If initial signs of potential long-term toxicity are identified through “omics” analyses in a short or medium-term study of only 3-6 months but the study is not extended to see whether any serious disease actually appears, then those initial signs can be easily dismissed as “not biologically relevant”.
This is a favourite tactic of GMO proponents in industry and government alike and in fact it was used by the European Food Safety Authority (EFSA) and Monsanto to dismiss initial signs of toxicity in Monsanto’s 90-day study on NK603 maize. This dismissal led to the maize’s approval.

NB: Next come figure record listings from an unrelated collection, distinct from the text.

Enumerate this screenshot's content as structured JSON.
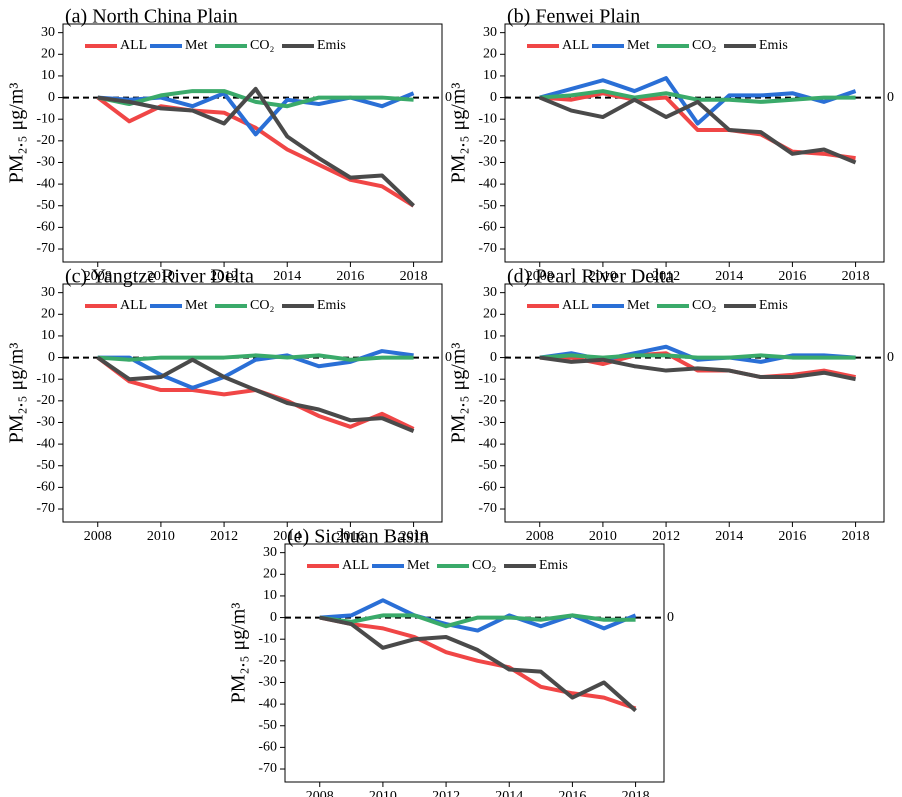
{
  "chart_data": [
    {
      "type": "line",
      "title": "(a) North China Plain",
      "ylabel": "PM₂.₅ μg/m³",
      "x": [
        2008,
        2009,
        2010,
        2011,
        2012,
        2013,
        2014,
        2015,
        2016,
        2017,
        2018
      ],
      "xlim": [
        2006.9,
        2018.9
      ],
      "xticks": [
        2008,
        2010,
        2012,
        2014,
        2016,
        2018
      ],
      "ylim": [
        -76,
        34
      ],
      "yticks": [
        -70,
        -60,
        -50,
        -40,
        -30,
        -20,
        -10,
        0,
        10,
        20,
        30
      ],
      "reference_line": 0,
      "series": [
        {
          "name": "ALL",
          "color": "#f04646",
          "values": [
            0,
            -11,
            -4,
            -6,
            -7,
            -14,
            -24,
            -31,
            -38,
            -41,
            -50
          ]
        },
        {
          "name": "Met",
          "color": "#2a6fd6",
          "values": [
            0,
            -1,
            0,
            -4,
            2,
            -17,
            -1,
            -3,
            0,
            -4,
            2
          ]
        },
        {
          "name": "CO₂",
          "color": "#3aaa6a",
          "values": [
            0,
            -3,
            1,
            3,
            3,
            -2,
            -4,
            0,
            0,
            0,
            -1
          ]
        },
        {
          "name": "Emis",
          "color": "#4a4a4a",
          "values": [
            0,
            -2,
            -5,
            -6,
            -12,
            4,
            -18,
            -28,
            -37,
            -36,
            -50
          ]
        }
      ]
    },
    {
      "type": "line",
      "title": "(b) Fenwei Plain",
      "ylabel": "PM₂.₅ μg/m³",
      "x": [
        2008,
        2009,
        2010,
        2011,
        2012,
        2013,
        2014,
        2015,
        2016,
        2017,
        2018
      ],
      "xlim": [
        2006.9,
        2018.9
      ],
      "xticks": [
        2008,
        2010,
        2012,
        2014,
        2016,
        2018
      ],
      "ylim": [
        -76,
        34
      ],
      "yticks": [
        -70,
        -60,
        -50,
        -40,
        -30,
        -20,
        -10,
        0,
        10,
        20,
        30
      ],
      "reference_line": 0,
      "series": [
        {
          "name": "ALL",
          "color": "#f04646",
          "values": [
            0,
            -1,
            2,
            -1,
            0,
            -15,
            -15,
            -17,
            -25,
            -26,
            -28
          ]
        },
        {
          "name": "Met",
          "color": "#2a6fd6",
          "values": [
            0,
            4,
            8,
            3,
            9,
            -12,
            1,
            1,
            2,
            -2,
            3
          ]
        },
        {
          "name": "CO₂",
          "color": "#3aaa6a",
          "values": [
            0,
            1,
            3,
            0,
            2,
            -1,
            -1,
            -2,
            -1,
            0,
            0
          ]
        },
        {
          "name": "Emis",
          "color": "#4a4a4a",
          "values": [
            0,
            -6,
            -9,
            -1,
            -9,
            -2,
            -15,
            -16,
            -26,
            -24,
            -30
          ]
        }
      ]
    },
    {
      "type": "line",
      "title": "(c) Yangtze River Delta",
      "ylabel": "PM₂.₅ μg/m³",
      "x": [
        2008,
        2009,
        2010,
        2011,
        2012,
        2013,
        2014,
        2015,
        2016,
        2017,
        2018
      ],
      "xlim": [
        2006.9,
        2018.9
      ],
      "xticks": [
        2008,
        2010,
        2012,
        2014,
        2016,
        2018
      ],
      "ylim": [
        -76,
        34
      ],
      "yticks": [
        -70,
        -60,
        -50,
        -40,
        -30,
        -20,
        -10,
        0,
        10,
        20,
        30
      ],
      "reference_line": 0,
      "series": [
        {
          "name": "ALL",
          "color": "#f04646",
          "values": [
            0,
            -11,
            -15,
            -15,
            -17,
            -15,
            -20,
            -27,
            -32,
            -26,
            -33
          ]
        },
        {
          "name": "Met",
          "color": "#2a6fd6",
          "values": [
            0,
            0,
            -8,
            -14,
            -9,
            -1,
            1,
            -4,
            -2,
            3,
            1
          ]
        },
        {
          "name": "CO₂",
          "color": "#3aaa6a",
          "values": [
            0,
            -1,
            0,
            0,
            0,
            1,
            0,
            1,
            -1,
            0,
            0
          ]
        },
        {
          "name": "Emis",
          "color": "#4a4a4a",
          "values": [
            0,
            -10,
            -9,
            -1,
            -9,
            -15,
            -21,
            -24,
            -29,
            -28,
            -34
          ]
        }
      ]
    },
    {
      "type": "line",
      "title": "(d) Pearl River Delta",
      "ylabel": "PM₂.₅ μg/m³",
      "x": [
        2008,
        2009,
        2010,
        2011,
        2012,
        2013,
        2014,
        2015,
        2016,
        2017,
        2018
      ],
      "xlim": [
        2006.9,
        2018.9
      ],
      "xticks": [
        2008,
        2010,
        2012,
        2014,
        2016,
        2018
      ],
      "ylim": [
        -76,
        34
      ],
      "yticks": [
        -70,
        -60,
        -50,
        -40,
        -30,
        -20,
        -10,
        0,
        10,
        20,
        30
      ],
      "reference_line": 0,
      "series": [
        {
          "name": "ALL",
          "color": "#f04646",
          "values": [
            0,
            0,
            -3,
            1,
            2,
            -6,
            -6,
            -9,
            -8,
            -6,
            -9
          ]
        },
        {
          "name": "Met",
          "color": "#2a6fd6",
          "values": [
            0,
            2,
            -1,
            2,
            5,
            -1,
            0,
            -2,
            1,
            1,
            0
          ]
        },
        {
          "name": "CO₂",
          "color": "#3aaa6a",
          "values": [
            0,
            1,
            0,
            1,
            1,
            0,
            0,
            1,
            0,
            0,
            0
          ]
        },
        {
          "name": "Emis",
          "color": "#4a4a4a",
          "values": [
            0,
            -2,
            -1,
            -4,
            -6,
            -5,
            -6,
            -9,
            -9,
            -7,
            -10
          ]
        }
      ]
    },
    {
      "type": "line",
      "title": "(e) Sichuan Basin",
      "ylabel": "PM₂.₅ μg/m³",
      "x": [
        2008,
        2009,
        2010,
        2011,
        2012,
        2013,
        2014,
        2015,
        2016,
        2017,
        2018
      ],
      "xlim": [
        2006.9,
        2018.9
      ],
      "xticks": [
        2008,
        2010,
        2012,
        2014,
        2016,
        2018
      ],
      "ylim": [
        -76,
        34
      ],
      "yticks": [
        -70,
        -60,
        -50,
        -40,
        -30,
        -20,
        -10,
        0,
        10,
        20,
        30
      ],
      "reference_line": 0,
      "series": [
        {
          "name": "ALL",
          "color": "#f04646",
          "values": [
            0,
            -3,
            -5,
            -9,
            -16,
            -20,
            -23,
            -32,
            -35,
            -37,
            -42
          ]
        },
        {
          "name": "Met",
          "color": "#2a6fd6",
          "values": [
            0,
            1,
            8,
            1,
            -3,
            -6,
            1,
            -4,
            1,
            -5,
            1
          ]
        },
        {
          "name": "CO₂",
          "color": "#3aaa6a",
          "values": [
            0,
            -2,
            1,
            1,
            -4,
            0,
            0,
            -1,
            1,
            -1,
            -1
          ]
        },
        {
          "name": "Emis",
          "color": "#4a4a4a",
          "values": [
            0,
            -3,
            -14,
            -10,
            -9,
            -15,
            -24,
            -25,
            -37,
            -30,
            -43
          ]
        }
      ]
    }
  ]
}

Therefore the study led by ANSES is likely to be a waste of public money. It will enable industry and pro-GMO lobbyists to continue to pretend that GMOs are safe. It fulfils the number one rule of the GMO industry and its lobbyists when it comes to scientific studies looking at GMOs and pesticide risks: Don’t look, don’t find.
The EU has also announced a two-year carcinogenicity study on NK603 maize to follow up the Séralini study findings. But no protocol has been published and we are told that the group that won the bid has industry involvement.
There are ways to design a carcinogenicity study and not find anything. In my view, the most likely is that no attempt will be made to exclude GMOs (apart from the NK603 maize that is the focus of the test) and toxic residues of pesticides from the control diets. Thus both treated and control groups of rats will be eating GMOs and pesticides and any toxic effects from the GMO under test will be hidden in the resulting “data noise”.
It’s a testament to the strength of the Séralini 2012 study that even governments are frightened of carrying out a true replication and extension of the research. What can they be frightened of?